Editor's Note: Any reference to TheStreet Ratings and its underlying recommendation does not reflect the opinion of TheStreet, Inc. or any of its contributors including Jim Cramer or Stephanie Link. Trade-Ideas LLC identified American Eagle Outfitters ( AEO) as a post-market laggard candidate. In addition to specific proprietary factors, Trade-Ideas identified American Eagle Outfitters as such a stock due to the following factors:
- AEO has an average dollar-volume (as measured by average daily share volume multiplied by share price) of $52.5 million.
- AEO is down 2.3% today from today's close.
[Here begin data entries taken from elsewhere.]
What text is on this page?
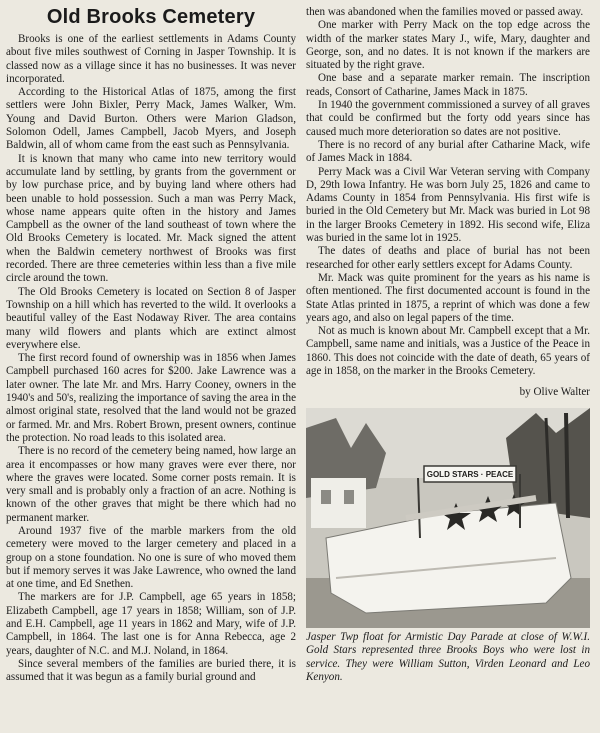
Old Brooks Cemetery

Brooks is one of the earliest settlements in Adams County about five miles southwest of Corning in Jasper Township. It is classed now as a village since it has no businesses. It was never incorporated.

According to the Historical Atlas of 1875, among the first settlers were John Bixler, Perry Mack, James Walker, Wm. Young and David Burton. Others were Marion Gladson, Solomon Odell, James Campbell, Jacob Myers, and Joseph Baldwin, all of whom came from the east such as Pennsylvania.

It is known that many who came into new territory would accumulate land by settling, by grants from the government or by low purchase price, and by buying land where others had been unable to hold possession. Such a man was Perry Mack, whose name appears quite often in the history and James Campbell as the owner of the land southeast of town where the Old Brooks Cemetery is located. Mr. Mack signed the attent when the Baldwin cemetery northwest of Brooks was first recorded. There are three cemeteries within less than a five mile circle around the town.

The Old Brooks Cemetery is located on Section 8 of Jasper Township on a hill which has reverted to the wild. It overlooks a beautiful valley of the East Nodaway River. The area contains many wild flowers and plants which are extinct almost everywhere else.

The first record found of ownership was in 1856 when James Campbell purchased 160 acres for $200. Jake Lawrence was a later owner. The late Mr. and Mrs. Harry Cooney, owners in the 1940's and 50's, realizing the importance of saving the area in the almost original state, resolved that the land would not be grazed or farmed. Mr. and Mrs. Robert Brown, present owners, continue the protection. No road leads to this isolated area.

There is no record of the cemetery being named, how large an area it encompasses or how many graves were ever there, nor where the graves were located. Some corner posts remain. It is very small and is probably only a fraction of an acre. Nothing is known of the other graves that might be there which had no permanent marker.

Around 1937 five of the marble markers from the old cemetery were moved to the larger cemetery and placed in a group on a stone foundation. No one is sure of who moved them but if memory serves it was Jake Lawrence, who owned the land at one time, and Ed Snethen.

The markers are for J.P. Campbell, age 65 years in 1858; Elizabeth Campbell, age 17 years in 1858; William, son of J.P. and E.H. Campbell, age 11 years in 1862 and Mary, wife of J.P. Campbell, in 1864. The last one is for Anna Rebecca, age 2 years, daughter of N.C. and M.J. Noland, in 1864.

Since several members of the families are buried there, it is assumed that it was begun as a family burial ground and

then was abandoned when the families moved or passed away.

One marker with Perry Mack on the top edge across the width of the marker states Mary J., wife, Mary, daughter and George, son, and no dates. It is not known if the markers are situated by the right grave.

One base and a separate marker remain. The inscription reads, Consort of Catharine, James Mack in 1875.

In 1940 the government commissioned a survey of all graves that could be confirmed but the forty odd years since has caused much more deterioration so dates are not positive.

There is no record of any burial after Catharine Mack, wife of James Mack in 1884.

Perry Mack was a Civil War Veteran serving with Company D, 29th Iowa Infantry. He was born July 25, 1826 and came to Adams County in 1854 from Pennsylvania. His first wife is buried in the Old Cemetery but Mr. Mack was buried in Lot 98 in the larger Brooks Cemetery in 1892. His second wife, Eliza was buried in the same lot in 1925.

The dates of deaths and place of burial has not been researched for other early settlers except for Adams County.

Mr. Mack was quite prominent for the years as his name is often mentioned. The first documented account is found in the State Atlas printed in 1875, a reprint of which was done a few years ago, and also on legal papers of the time.

Not as much is known about Mr. Campbell except that a Mr. Campbell, same name and initials, was a Justice of the Peace in 1860. This does not coincide with the date of death, 65 years of age in 1858, on the marker in the Brooks Cemetery.

by Olive Walter

GOLD STARS · PEACE

Jasper Twp float for Armistic Day Parade at close of W.W.I. Gold Stars represented three Brooks Boys who were lost in service. They were William Sutton, Virden Leonard and Leo Kenyon.
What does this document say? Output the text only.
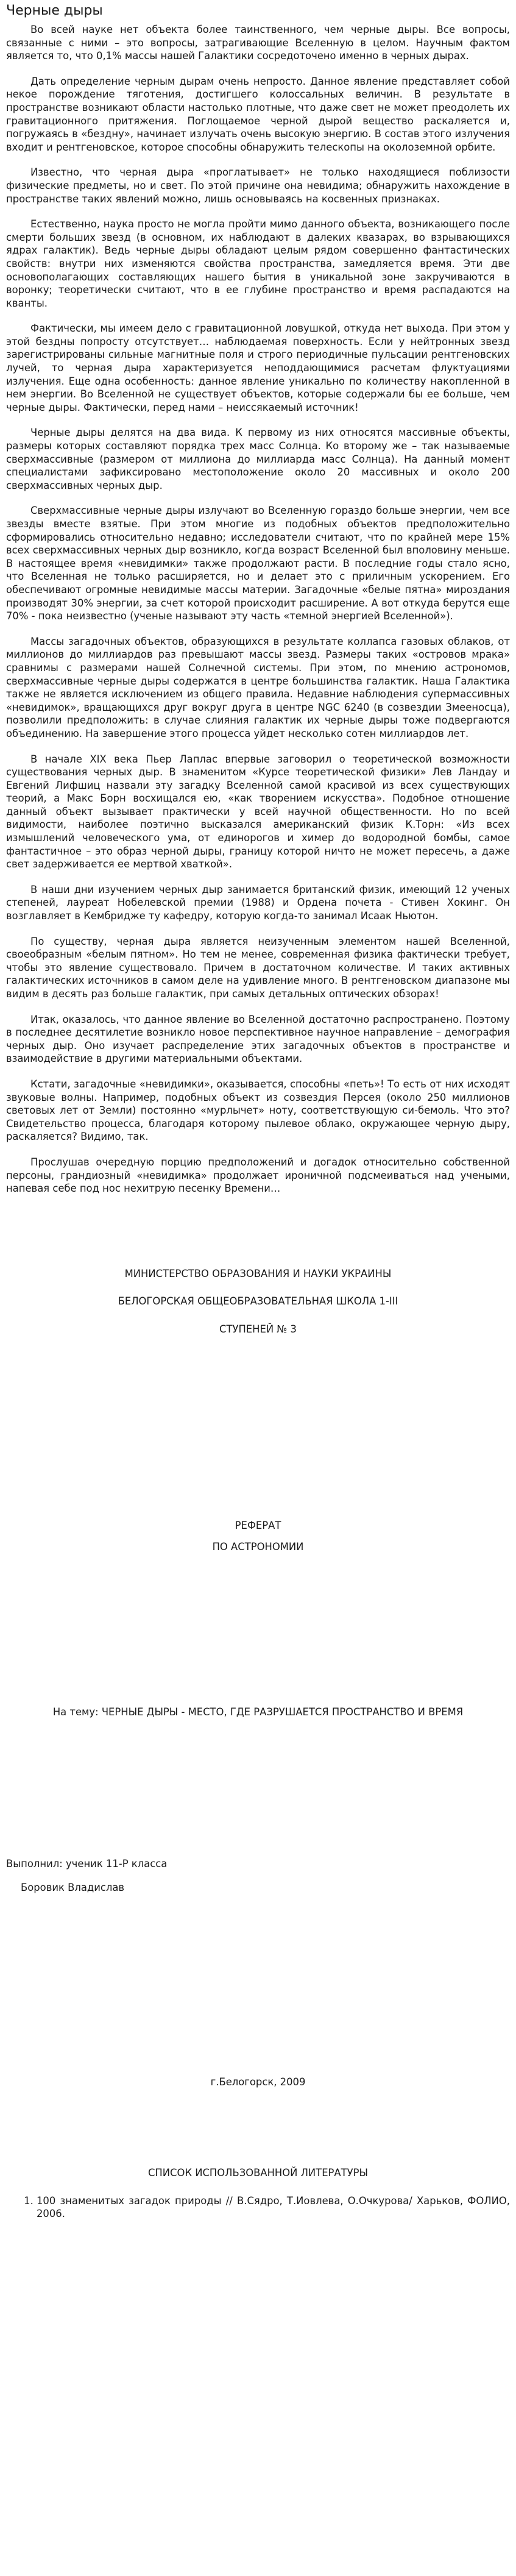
Черные дыры

Во всей науке нет объекта более таинственного, чем черные дыры. Все вопросы, связанные с ними – это вопросы, затрагивающие Вселенную в целом. Научным фактом является то, что 0,1% массы нашей Галактики сосредоточено именно в черных дырах.

Дать определение черным дырам очень непросто. Данное явление представляет собой некое порождение тяготения, достигшего колоссальных величин. В результате в пространстве возникают области настолько плотные, что даже свет не может преодолеть их гравитационного притяжения. Поглощаемое черной дырой вещество раскаляется и, погружаясь в «бездну», начинает излучать очень высокую энергию. В состав этого излучения входит и рентгеновское, которое способны обнаружить телескопы на околоземной орбите.

Известно, что черная дыра «проглатывает» не только находящиеся поблизости физические предметы, но и свет. По этой причине она невидима; обнаружить нахождение в пространстве таких явлений можно, лишь основываясь на косвенных признаках.

Естественно, наука просто не могла пройти мимо данного объекта, возникающего после смерти больших звезд (в основном, их наблюдают в далеких квазарах, во взрывающихся ядрах галактик). Ведь черные дыры обладают целым рядом совершенно фантастических свойств: внутри них изменяются свойства пространства, замедляется время. Эти две основополагающих составляющих нашего бытия в уникальной зоне закручиваются в воронку; теоретически считают, что в ее глубине пространство и время распадаются на кванты.

Фактически, мы имеем дело с гравитационной ловушкой, откуда нет выхода. При этом у этой бездны попросту отсутствует… наблюдаемая поверхность. Если у нейтронных звезд зарегистрированы сильные магнитные поля и строго периодичные пульсации рентгеновских лучей, то черная дыра характеризуется неподдающимися расчетам флуктуациями излучения. Еще одна особенность: данное явление уникально по количеству накопленной в нем энергии. Во Вселенной не существует объектов, которые содержали бы ее больше, чем черные дыры. Фактически, перед нами – неиссякаемый источник!

Черные дыры делятся на два вида. К первому из них относятся массивные объекты, размеры которых составляют порядка трех масс Солнца. Ко второму же – так называемые сверхмассивные (размером от миллиона до миллиарда масс Солнца). На данный момент специалистами зафиксировано местоположение около 20 массивных и около 200 сверхмассивных черных дыр.

Сверхмассивные черные дыры излучают во Вселенную гораздо больше энергии, чем все звезды вместе взятые. При этом многие из подобных объектов предположительно сформировались относительно недавно; исследователи считают, что по крайней мере 15% всех сверхмассивных черных дыр возникло, когда возраст Вселенной был вполовину меньше. В настоящее время «невидимки» также продолжают расти. В последние годы стало ясно, что Вселенная не только расширяется, но и делает это с приличным ускорением. Его обеспечивают огромные невидимые массы материи. Загадочные «белые пятна» мироздания производят 30% энергии, за счет которой происходит расширение. А вот откуда берутся еще 70% - пока неизвестно (ученые называют эту часть «темной энергией Вселенной»).

Массы загадочных объектов, образующихся в результате коллапса газовых облаков, от миллионов до миллиардов раз превышают массы звезд. Размеры таких «островов мрака» сравнимы с размерами нашей Солнечной системы. При этом, по мнению астрономов, сверхмассивные черные дыры содержатся в центре большинства галактик. Наша Галактика также не является исключением из общего правила. Недавние наблюдения супермассивных «невидимок», вращающихся друг вокруг друга в центре NGC 6240 (в созвездии Змееносца), позволили предположить: в случае слияния галактик их черные дыры тоже подвергаются объединению. На завершение этого процесса уйдет несколько сотен миллиардов лет.

В начале XIX века Пьер Лаплас впервые заговорил о теоретической возможности существования черных дыр. В знаменитом «Курсе теоретической физики» Лев Ландау и Евгений Лифшиц назвали эту загадку Вселенной самой красивой из всех существующих теорий, а Макс Борн восхищался ею, «как творением искусства». Подобное отношение данный объект вызывает практически у всей научной общественности. Но по всей видимости, наиболее поэтично высказался американский физик К.Торн: «Из всех измышлений человеческого ума, от единорогов и химер до водородной бомбы, самое фантастичное – это образ черной дыры, границу которой ничто не может пересечь, а даже свет задерживается ее мертвой хваткой».

В наши дни изучением черных дыр занимается британский физик, имеющий 12 ученых степеней, лауреат Нобелевской премии (1988) и Ордена почета - Стивен Хокинг. Он возглавляет в Кембридже ту кафедру, которую когда-то занимал Исаак Ньютон.

По существу, черная дыра является неизученным элементом нашей Вселенной, своеобразным «белым пятном». Но тем не менее, современная физика фактически требует, чтобы это явление существовало. Причем в достаточном количестве. И таких активных галактических источников в самом деле на удивление много. В рентгеновском диапазоне мы видим в десять раз больше галактик, при самых детальных оптических обзорах!

Итак, оказалось, что данное явление во Вселенной достаточно распространено. Поэтому в последнее десятилетие возникло новое перспективное научное направление – демография черных дыр. Оно изучает распределение этих загадочных объектов в пространстве и взаимодействие в другими материальными объектами.

Кстати, загадочные «невидимки», оказывается, способны «петь»! То есть от них исходят звуковые волны. Например, подобных объект из созвездия Персея (около 250 миллионов световых лет от Земли) постоянно «мурлычет» ноту, соответствующую си-бемоль. Что это? Свидетельство процесса, благодаря которому пылевое облако, окружающее черную дыру, раскаляется? Видимо, так.

Прослушав очередную порцию предположений и догадок относительно собственной персоны, грандиозный «невидимка» продолжает ироничной подсмеиваться над учеными, напевая себе под нос нехитрую песенку Времени…

МИНИСТЕРСТВО ОБРАЗОВАНИЯ И НАУКИ УКРАИНЫ
БЕЛОГОРСКАЯ ОБЩЕОБРАЗОВАТЕЛЬНАЯ ШКОЛА 1-III
СТУПЕНЕЙ № 3
РЕФЕРАТ
ПО АСТРОНОМИИ
На тему: ЧЕРНЫЕ ДЫРЫ - МЕСТО, ГДЕ РАЗРУШАЕТСЯ ПРОСТРАНСТВО И ВРЕМЯ
Выполнил: ученик 11-Р класса
Боровик Владислав
г.Белогорск, 2009
СПИСОК ИСПОЛЬЗОВАННОЙ ЛИТЕРАТУРЫ
1. 100 знаменитых загадок природы // В.Сядро, Т.Иовлева, О.Очкурова/ Харьков, ФОЛИО, 2006.
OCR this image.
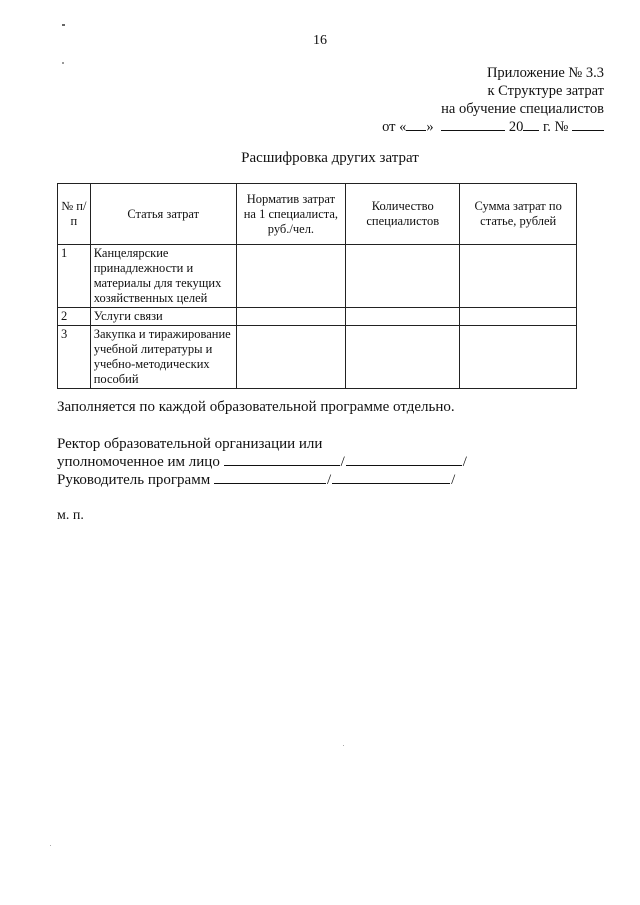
16
Приложение № 3.3
к Структуре затрат
на обучение специалистов
от « »	20 г. №
Расшифровка других затрат
№ п/п	Статья затрат	Норматив затрат на 1 специалиста, руб./чел.	Количество специалистов	Сумма затрат по статье, рублей
1	Канцелярские принадлежности и материалы для текущих хозяйственных целей			
2	Услуги связи			
3	Закупка и тиражирование учебной литературы и учебно-методических пособий			
Заполняется по каждой образовательной программе отдельно.
Ректор образовательной организации или
уполномоченное им лицо	/	/
Руководитель программ	/	/
м. п.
EXCLUSIVE OFFER: Get the inside scoop on opportunities in AEO with the Ticky from Trade-Ideas. See the FREE profile for AEO NOW at Trade-Ideas More details on AEO: American Eagle Outfitters, Inc., together with its subsidiaries, operates as an apparel and accessories retailer in the United States and Canada. The stock currently has a dividend yield of 4.3%. AEO has a PE ratio of 27.5. Currently there are 4 analysts that rate American Eagle Outfitters a buy, 2 analysts rate it a sell, and 11 rate it a hold. The average volume for American Eagle Outfitters has been 5.2 million shares per day over the past 30 days. American Eagle Outfitters has a market cap of $2.3 billion and is part of the services sector and retail industry. The stock has a beta of 0.86 and a short float of 12% with 4.66 days to cover. Shares are down 16.9% year-to-date as of the close of trading on Monday. STOCKS TO BUY: TheStreet Quant Ratings has identified a handful of stocks that can potentially TRIPLE in the next 12 months. Learn more. TheStreetRatings.com Analysis: TheStreet Quant Ratings rates American Eagle Outfitters as a hold. Among the primary strengths of the company is its solid financial position based on a variety of debt and liquidity measures that we have evaluated. At the same time, however, we also find weaknesses including deteriorating net income, disappointing return on equity and poor profit margins. Highlights from the ratings report include:
- AEO has no debt to speak of therefore resulting in a debt-to-equity ratio of zero, which we consider to be a relatively favorable sign. Along with the favorable debt-to-equity ratio, the company maintains an adequate quick ratio of 1.21, which illustrates the ability to avoid short-term cash problems.
- AEO, with its decline in revenue, slightly underperformed the industry average of 4.6%. Since the same quarter one year prior, revenues slightly dropped by 6.7%. Weakness in the company's revenue seems to have hurt the bottom line, decreasing earnings per share.
- AMERN EAGLE OUTFITTERS INC has experienced a steep decline in earnings per share in the most recent quarter in comparison to its performance from the same quarter a year ago. The company has reported a trend of declining earnings per share over the past two years. However, the consensus estimate suggests that this trend should reverse in the coming year. During the past fiscal year, AMERN EAGLE OUTFITTERS INC reported lower earnings of $0.42 versus $1.31 in the prior year. This year, the market expects an improvement in earnings ($0.64 versus $0.42).
- The gross profit margin for AMERN EAGLE OUTFITTERS INC is currently lower than what is desirable, coming in at 29.38%. It has decreased significantly from the same period last year. Along with this, the net profit margin of 1.00% trails that of the industry average.
- Net operating cash flow has decreased to $156.63 million or 44.98% when compared to the same quarter last year. In addition, when comparing the cash generation rate to the industry average, the firm's growth is significantly lower.
- You can view the full American Eagle Outfitters Ratings Report.